Bullying, both online and in person, is an issue Palmer has spoken out against in the past. She was interested in the project because celebrities' influence on Twitter or Facebook hasn't yet been the subject of a drama.

"It really is a big deal with social media," said Palmer, who has more than 1.3 million Twitter followers. "And you as a celebrity also need to understand the power that you hold because if you say someone's an idiot, nine times out of 10 if you have a lot of fans, everyone's gonna believe that person is an idiot, too. So you have to be really careful of what you say."

The dark story and the intense focus on the actors—because nothing else happens but their conversations—made the project especially challenging for Palmer.

"It was monologue after monologue after monologue," she said. "This was my first time working or even knowing about Neil LaBute's work. So I was definitely in for a surprise."

It was a far cry from her experience on "CrazySexyCool," which airs at 8 p.m. CT Oct. 21 on VH1. The biopic allows Palmer to show off both her acting and singing talents. She performed TLC songs as a child, she said, and was thrilled to be able to meet and hang out with Chilli before the project began.

"We actually became very close and we had some sleepovers at her house and everything," she said. "She was very open about ... how it was in the group and some of the things that happened that maybe weren't in the script."

"CrazySexyCool" wasn't as emotionally draining as "Full Circle," Palmer said. Physically, however, she had to be in great shape for the role.

"I was like working so hard on the abs," she said. "She's known for being sexy and for her abs, so I worked like crazy."

Palmer and I talked more about her projects and how she got started in acting. Read more after the "Full Circle" promor and the list of Palmer's current activities.

What are you ...
... reading? I am reading "Heaven is for Real."
... watching? "Catfish," I love "Catfish."
... listening to? Drake's new album "Nothing was the Same." I love it.
... browsing?
... playing? I play "NBA Jams." And I also play "Tekken."
... working on? Right now I'm working on this movie called "Brotherly Love."

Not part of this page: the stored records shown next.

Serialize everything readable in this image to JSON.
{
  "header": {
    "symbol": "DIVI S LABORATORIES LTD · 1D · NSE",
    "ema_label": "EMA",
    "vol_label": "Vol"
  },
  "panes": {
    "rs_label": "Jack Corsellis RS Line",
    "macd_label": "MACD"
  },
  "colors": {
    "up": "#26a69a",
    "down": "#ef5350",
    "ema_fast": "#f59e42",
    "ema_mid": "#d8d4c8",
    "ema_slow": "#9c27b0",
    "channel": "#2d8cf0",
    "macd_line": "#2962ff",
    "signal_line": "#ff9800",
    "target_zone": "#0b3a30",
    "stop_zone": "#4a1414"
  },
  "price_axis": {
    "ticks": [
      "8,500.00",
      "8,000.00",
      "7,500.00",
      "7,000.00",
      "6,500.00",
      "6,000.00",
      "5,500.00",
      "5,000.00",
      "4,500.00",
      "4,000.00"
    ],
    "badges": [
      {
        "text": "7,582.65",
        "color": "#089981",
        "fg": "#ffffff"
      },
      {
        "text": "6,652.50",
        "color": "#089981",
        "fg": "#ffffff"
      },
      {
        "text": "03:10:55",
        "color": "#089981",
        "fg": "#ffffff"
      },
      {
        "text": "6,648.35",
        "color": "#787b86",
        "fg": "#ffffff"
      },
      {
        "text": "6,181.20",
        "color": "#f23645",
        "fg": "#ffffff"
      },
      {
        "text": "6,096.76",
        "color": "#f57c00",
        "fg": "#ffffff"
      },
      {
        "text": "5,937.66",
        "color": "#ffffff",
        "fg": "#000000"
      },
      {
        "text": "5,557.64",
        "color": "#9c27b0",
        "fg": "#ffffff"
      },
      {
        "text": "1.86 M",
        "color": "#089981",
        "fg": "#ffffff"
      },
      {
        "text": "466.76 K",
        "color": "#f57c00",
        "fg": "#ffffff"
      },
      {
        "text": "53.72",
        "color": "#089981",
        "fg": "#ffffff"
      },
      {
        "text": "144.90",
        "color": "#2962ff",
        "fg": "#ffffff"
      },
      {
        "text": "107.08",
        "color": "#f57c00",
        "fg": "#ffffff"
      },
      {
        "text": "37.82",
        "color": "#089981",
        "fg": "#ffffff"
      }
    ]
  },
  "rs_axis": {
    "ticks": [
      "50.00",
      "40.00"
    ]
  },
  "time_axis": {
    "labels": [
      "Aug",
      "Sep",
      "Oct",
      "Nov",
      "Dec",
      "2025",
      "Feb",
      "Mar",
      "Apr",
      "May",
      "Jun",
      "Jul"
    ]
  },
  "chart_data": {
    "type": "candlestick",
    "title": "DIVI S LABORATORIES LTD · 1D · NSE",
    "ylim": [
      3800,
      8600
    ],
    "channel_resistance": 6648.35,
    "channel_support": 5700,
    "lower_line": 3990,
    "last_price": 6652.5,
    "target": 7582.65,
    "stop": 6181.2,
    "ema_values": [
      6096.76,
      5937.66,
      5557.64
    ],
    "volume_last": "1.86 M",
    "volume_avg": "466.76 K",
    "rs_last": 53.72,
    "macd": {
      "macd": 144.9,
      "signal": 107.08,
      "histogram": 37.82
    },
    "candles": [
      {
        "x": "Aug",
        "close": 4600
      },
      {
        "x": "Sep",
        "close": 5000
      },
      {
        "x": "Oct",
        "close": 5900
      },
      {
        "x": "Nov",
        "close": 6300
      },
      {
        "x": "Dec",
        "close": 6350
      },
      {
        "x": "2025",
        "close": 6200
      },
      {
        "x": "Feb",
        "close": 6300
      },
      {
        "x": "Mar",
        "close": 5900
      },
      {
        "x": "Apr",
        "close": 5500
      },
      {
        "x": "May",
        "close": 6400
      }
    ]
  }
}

How it was taking on Angel? I hear you were a fan of "Angel" when you were younger.
Yeah, definitely. I was just like, "Oh man, this is Angel!" I was like, "I always think about you from 'Angel'" and stuff like that. You know, I've kind of gotten good at keeping my starstruckness under wraps. Like I grew up watching this guy, so it's fun.

It was hard to take on this script, there was so much. So that alone was difficult and something I had to get my head around. And then as we started working together, it was about allowing those beats to find you and not making them forced. Because we are sitting there and we aren't moving at all it's just a conversation, we want to make sure that we get all the levels and we keep people wanting to watch. ... So I had to really learn the line as best as I could, get my memorization down to the most perfect T, and then just allow the words to hit me naturally.

David is so patient—he was so patient with me and he allowed me to have those moments, as I allowed him to have those moments. It was just really good to work with someone like that because we both allowed each other to let the moments happen naturally.